Dave M7040
Elite Member
- Joined
- Dec 10, 2012
- Messages
- 2,757
- Location
- Williamstown Ontario Canada
- Tractor
- Kubota M7040 Nuffield 465
OK the alternator is working properly and the regulator is also but it is not charging the battery..
There is a connector (under the dash) that I get 13.2 volts or so out of and 11 .whatever on the other side of it (battery voltage) when I check each side ..(unplugged of course )
There is also a small diode plugged into the wiring harness that I can find on any diagrams but it reads really odd on continuity on my meter ..I am not even sure what it is there for...It reads 0 in one direction and 50 in the other ..
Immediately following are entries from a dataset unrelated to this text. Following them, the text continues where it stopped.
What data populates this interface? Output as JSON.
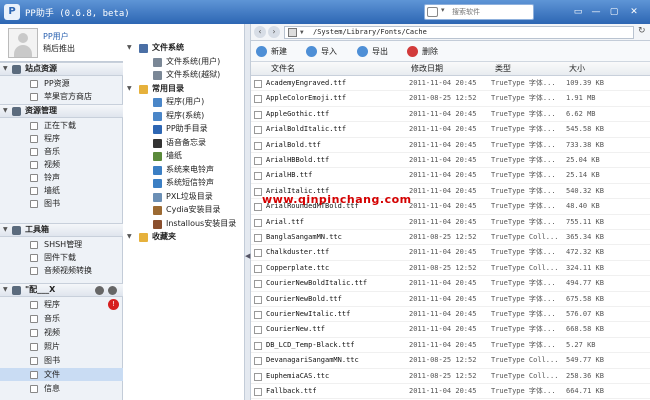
{
  "window": {
    "title": "PP助手 (0.6.8, beta)",
    "app_icon_letter": "P",
    "search_selector": "▾",
    "search_placeholder": "搜索软件",
    "controls": [
      "▭",
      "—",
      "▢",
      "✕"
    ]
  },
  "user": {
    "name": "PP用户",
    "status": "稍后推出"
  },
  "sidebar": {
    "sections": [
      {
        "label": "站点资源",
        "items": [
          {
            "label": "PP资源"
          },
          {
            "label": "苹果官方商店"
          }
        ]
      },
      {
        "label": "资源管理",
        "items": [
          {
            "label": "正在下载"
          },
          {
            "label": "程序"
          },
          {
            "label": "音乐"
          },
          {
            "label": "视频"
          },
          {
            "label": "铃声"
          },
          {
            "label": "墙纸"
          },
          {
            "label": "图书"
          }
        ]
      },
      {
        "label": "工具箱",
        "items": [
          {
            "label": "SHSH管理"
          },
          {
            "label": "固件下载"
          },
          {
            "label": "音频视频转换"
          }
        ]
      },
      {
        "label": "\"配___X",
        "items": [
          {
            "label": "程序",
            "badge": "!"
          },
          {
            "label": "音乐"
          },
          {
            "label": "视频"
          },
          {
            "label": "照片"
          },
          {
            "label": "图书"
          },
          {
            "label": "文件",
            "selected": true
          },
          {
            "label": "信息"
          }
        ]
      }
    ]
  },
  "tree": {
    "nodes": [
      {
        "label": "文件系统",
        "head": true,
        "color": "#4a6fa5"
      },
      {
        "label": "文件系统(用户)",
        "head": false,
        "color": "#7a8796"
      },
      {
        "label": "文件系统(越狱)",
        "head": false,
        "color": "#7a8796"
      },
      {
        "label": "常用目录",
        "head": true,
        "color": "#e6b13c"
      },
      {
        "label": "程序(用户)",
        "head": false,
        "color": "#4a86c8"
      },
      {
        "label": "程序(系统)",
        "head": false,
        "color": "#4a86c8"
      },
      {
        "label": "PP助手目录",
        "head": false,
        "color": "#2d66b3"
      },
      {
        "label": "语音备忘录",
        "head": false,
        "color": "#333333"
      },
      {
        "label": "墙纸",
        "head": false,
        "color": "#5a8a3a"
      },
      {
        "label": "系统来电铃声",
        "head": false,
        "color": "#3b7fc4"
      },
      {
        "label": "系统短信铃声",
        "head": false,
        "color": "#3b7fc4"
      },
      {
        "label": "PXL垃圾目录",
        "head": false,
        "color": "#6b8fb5"
      },
      {
        "label": "Cydia安装目录",
        "head": false,
        "color": "#9c6a32"
      },
      {
        "label": "Installous安装目录",
        "head": false,
        "color": "#8a4f2e"
      },
      {
        "label": "收藏夹",
        "head": true,
        "color": "#e6b13c"
      }
    ]
  },
  "address": {
    "back": "‹",
    "forward": "›",
    "path": "/System/Library/Fonts/Cache",
    "refresh": "↻"
  },
  "toolbar": [
    {
      "label": "新建",
      "color": "#4e8fd6"
    },
    {
      "label": "导入",
      "color": "#4e8fd6"
    },
    {
      "label": "导出",
      "color": "#4e8fd6"
    },
    {
      "label": "删除",
      "color": "#d23b3b"
    }
  ],
  "table": {
    "headers": [
      "文件名",
      "修改日期",
      "类型",
      "大小"
    ],
    "rows": [
      {
        "name": "AcademyEngraved.ttf",
        "date": "2011-11-04 20:45",
        "type": "TrueType 字体...",
        "size": "109.39 KB"
      },
      {
        "name": "AppleColorEmoji.ttf",
        "date": "2011-08-25 12:52",
        "type": "TrueType 字体...",
        "size": "1.91 MB"
      },
      {
        "name": "AppleGothic.ttf",
        "date": "2011-11-04 20:45",
        "type": "TrueType 字体...",
        "size": "6.62 MB"
      },
      {
        "name": "ArialBoldItalic.ttf",
        "date": "2011-11-04 20:45",
        "type": "TrueType 字体...",
        "size": "545.58 KB"
      },
      {
        "name": "ArialBold.ttf",
        "date": "2011-11-04 20:45",
        "type": "TrueType 字体...",
        "size": "733.38 KB"
      },
      {
        "name": "ArialHBBold.ttf",
        "date": "2011-11-04 20:45",
        "type": "TrueType 字体...",
        "size": "25.04 KB"
      },
      {
        "name": "ArialHB.ttf",
        "date": "2011-11-04 20:45",
        "type": "TrueType 字体...",
        "size": "25.14 KB"
      },
      {
        "name": "ArialItalic.ttf",
        "date": "2011-11-04 20:45",
        "type": "TrueType 字体...",
        "size": "540.32 KB"
      },
      {
        "name": "ArialRoundedMTBold.ttf",
        "date": "2011-11-04 20:45",
        "type": "TrueType 字体...",
        "size": "48.40 KB"
      },
      {
        "name": "Arial.ttf",
        "date": "2011-11-04 20:45",
        "type": "TrueType 字体...",
        "size": "755.11 KB"
      },
      {
        "name": "BanglaSangamMN.ttc",
        "date": "2011-08-25 12:52",
        "type": "TrueType Coll...",
        "size": "365.34 KB"
      },
      {
        "name": "Chalkduster.ttf",
        "date": "2011-11-04 20:45",
        "type": "TrueType 字体...",
        "size": "472.32 KB"
      },
      {
        "name": "Copperplate.ttc",
        "date": "2011-08-25 12:52",
        "type": "TrueType Coll...",
        "size": "324.11 KB"
      },
      {
        "name": "CourierNewBoldItalic.ttf",
        "date": "2011-11-04 20:45",
        "type": "TrueType 字体...",
        "size": "494.77 KB"
      },
      {
        "name": "CourierNewBold.ttf",
        "date": "2011-11-04 20:45",
        "type": "TrueType 字体...",
        "size": "675.58 KB"
      },
      {
        "name": "CourierNewItalic.ttf",
        "date": "2011-11-04 20:45",
        "type": "TrueType 字体...",
        "size": "576.07 KB"
      },
      {
        "name": "CourierNew.ttf",
        "date": "2011-11-04 20:45",
        "type": "TrueType 字体...",
        "size": "668.58 KB"
      },
      {
        "name": "DB_LCD_Temp-Black.ttf",
        "date": "2011-11-04 20:45",
        "type": "TrueType 字体...",
        "size": "5.27 KB"
      },
      {
        "name": "DevanagariSangamMN.ttc",
        "date": "2011-08-25 12:52",
        "type": "TrueType Coll...",
        "size": "549.77 KB"
      },
      {
        "name": "EuphemiaCAS.ttc",
        "date": "2011-08-25 12:52",
        "type": "TrueType Coll...",
        "size": "258.36 KB"
      },
      {
        "name": "Fallback.ttf",
        "date": "2011-11-04 20:45",
        "type": "TrueType 字体...",
        "size": "664.71 KB"
      }
    ]
  },
  "watermark": "www.qinpinchang.com"
}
any ideas befor I rip the wiring harness out and start over?
There are one or two diodes in many modern wiring harnesses.
They have nothing to do with the charging system.
They are there to drain off high voltages produced in solenoids and the like where there are coils of wire. Often called flyback diodes.
The magnetic field builds around the coils of wire (i.e. solenoid) and the magnetic field moves the metal part inside the coil. I read you are a Ham guy so some of this stuff is to inform others
When the current is shut off, the collapsing magnetic field acts like a transformer and generates very high voltages in the coils of wire and flows back down the 12 volt system causing damage.
Here are some pictures including one I cut open and replaced the diode. Electronic parts are cheap. tractor parts not so.



I often find on auto ranging multi meters that they are often confused by what scale they should be displaying.
If you put the diode in series with a test light like this one:

You should find the light turning on with one polarity across the diode and nothing the other way.
From Wikipedia:
A flyback diode (sometimes called a kickback diode, snubber diode, commutating diode, freewheeling diode, suppressor diode, suppression diode, clamp diode, is a diode connected across an inductor used to eliminate flyback, which is the sudden voltage spike seen across an inductive load when its supply current is suddenly reduced or interrupted.
Don't go ripping things apart just yet. Let me re read this thread.